Nearly 23,000 miles of oil-gathering pipelines have been installed in North Dakota in recent years to move large volumes of fluids from oil and gas fields to various processing facilities. This increased infrastructure requires new technology for pipeline safety to achieve the goal of zero spills or leaks.
Technology developed for monitoring pipeline systems needs to handle large amounts of data and provide real-time information to operators. This project, conducted by the University of North Dakota (UND) Energy & Environmental Research Center (EERC)–Research Institute for Autonomous Systems (RIAS), received exploratory funding from the State Energy Research Center (SERC). The project concept was based on the combination of subsurface and surface field data with machine learning to integrate information for monitoring for leaks from buried pipelines efficiently.

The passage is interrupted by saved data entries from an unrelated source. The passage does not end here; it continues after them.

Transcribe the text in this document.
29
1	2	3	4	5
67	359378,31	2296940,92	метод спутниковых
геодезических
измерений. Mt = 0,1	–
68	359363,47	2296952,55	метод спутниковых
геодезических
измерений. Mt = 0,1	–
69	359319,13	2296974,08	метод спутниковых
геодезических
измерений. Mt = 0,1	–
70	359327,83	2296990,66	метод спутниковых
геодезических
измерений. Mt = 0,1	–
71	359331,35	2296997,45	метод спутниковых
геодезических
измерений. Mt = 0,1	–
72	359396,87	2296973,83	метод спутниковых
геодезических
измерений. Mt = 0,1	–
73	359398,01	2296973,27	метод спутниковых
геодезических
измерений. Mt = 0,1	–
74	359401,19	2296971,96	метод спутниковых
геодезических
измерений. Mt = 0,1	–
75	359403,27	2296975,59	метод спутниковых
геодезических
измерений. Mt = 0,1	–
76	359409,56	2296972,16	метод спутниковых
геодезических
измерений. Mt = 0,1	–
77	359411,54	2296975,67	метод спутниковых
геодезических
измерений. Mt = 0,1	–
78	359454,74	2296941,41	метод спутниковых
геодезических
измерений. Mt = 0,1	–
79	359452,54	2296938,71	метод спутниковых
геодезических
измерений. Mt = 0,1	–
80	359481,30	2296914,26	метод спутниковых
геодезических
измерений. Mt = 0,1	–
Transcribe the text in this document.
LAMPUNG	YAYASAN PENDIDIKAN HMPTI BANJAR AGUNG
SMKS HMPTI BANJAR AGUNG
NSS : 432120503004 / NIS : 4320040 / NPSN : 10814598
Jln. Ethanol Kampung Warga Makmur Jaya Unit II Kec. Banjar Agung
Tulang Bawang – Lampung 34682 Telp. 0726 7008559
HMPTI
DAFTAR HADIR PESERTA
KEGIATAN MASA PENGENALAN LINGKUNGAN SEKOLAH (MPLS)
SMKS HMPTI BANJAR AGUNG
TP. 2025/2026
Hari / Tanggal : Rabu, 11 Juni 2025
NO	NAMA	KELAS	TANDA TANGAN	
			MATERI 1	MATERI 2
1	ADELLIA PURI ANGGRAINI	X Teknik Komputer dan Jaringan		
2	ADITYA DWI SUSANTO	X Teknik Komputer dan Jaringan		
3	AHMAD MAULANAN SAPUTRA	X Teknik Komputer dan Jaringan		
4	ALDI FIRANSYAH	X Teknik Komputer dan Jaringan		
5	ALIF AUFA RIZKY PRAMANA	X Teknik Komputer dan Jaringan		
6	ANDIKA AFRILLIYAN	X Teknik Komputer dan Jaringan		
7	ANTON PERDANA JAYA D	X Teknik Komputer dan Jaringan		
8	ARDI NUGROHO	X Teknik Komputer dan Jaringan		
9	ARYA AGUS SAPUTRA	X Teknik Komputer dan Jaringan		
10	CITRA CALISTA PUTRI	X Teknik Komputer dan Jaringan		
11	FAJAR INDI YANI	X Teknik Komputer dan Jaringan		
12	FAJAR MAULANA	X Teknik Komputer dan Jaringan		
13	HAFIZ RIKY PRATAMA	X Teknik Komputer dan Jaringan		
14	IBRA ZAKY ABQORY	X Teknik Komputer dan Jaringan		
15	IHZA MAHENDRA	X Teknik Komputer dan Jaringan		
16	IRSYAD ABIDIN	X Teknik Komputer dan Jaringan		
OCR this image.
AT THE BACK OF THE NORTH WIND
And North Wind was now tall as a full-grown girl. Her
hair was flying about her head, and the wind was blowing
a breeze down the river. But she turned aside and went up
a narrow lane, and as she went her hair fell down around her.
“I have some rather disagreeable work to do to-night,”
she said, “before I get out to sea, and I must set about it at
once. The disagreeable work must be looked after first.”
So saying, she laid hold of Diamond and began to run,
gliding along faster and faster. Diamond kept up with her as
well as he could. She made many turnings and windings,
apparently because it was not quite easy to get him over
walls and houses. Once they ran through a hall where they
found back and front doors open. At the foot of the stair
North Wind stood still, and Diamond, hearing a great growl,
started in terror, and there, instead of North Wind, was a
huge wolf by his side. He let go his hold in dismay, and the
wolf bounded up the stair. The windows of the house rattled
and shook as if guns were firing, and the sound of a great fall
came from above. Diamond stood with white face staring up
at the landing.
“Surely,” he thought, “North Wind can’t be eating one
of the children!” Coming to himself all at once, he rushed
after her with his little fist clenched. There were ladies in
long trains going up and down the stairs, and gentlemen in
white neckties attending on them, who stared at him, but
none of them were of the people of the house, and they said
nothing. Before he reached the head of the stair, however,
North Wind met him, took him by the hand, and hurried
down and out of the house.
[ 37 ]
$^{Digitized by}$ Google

In Phase I, magnetic geophysical data and images from sensors attached to an unmanned aircraft system (UAS) platform were used for detecting buried steel pipelines in controlled experiments conducted by EERC and RIAS researchers. Machine learning workflows were developed for real-time pipeline detection.
The state-of-the-art tools developed and interdisciplinary knowledge gained in this project could support application of the technology to future projects funded by the U.S. Department of Transportation Pipeline and Hazardous Materials Safety Administration or presentation to the iPIPE consortium for consideration. Additional phases of research will be needed to explore the technology developed and tested during Phase I.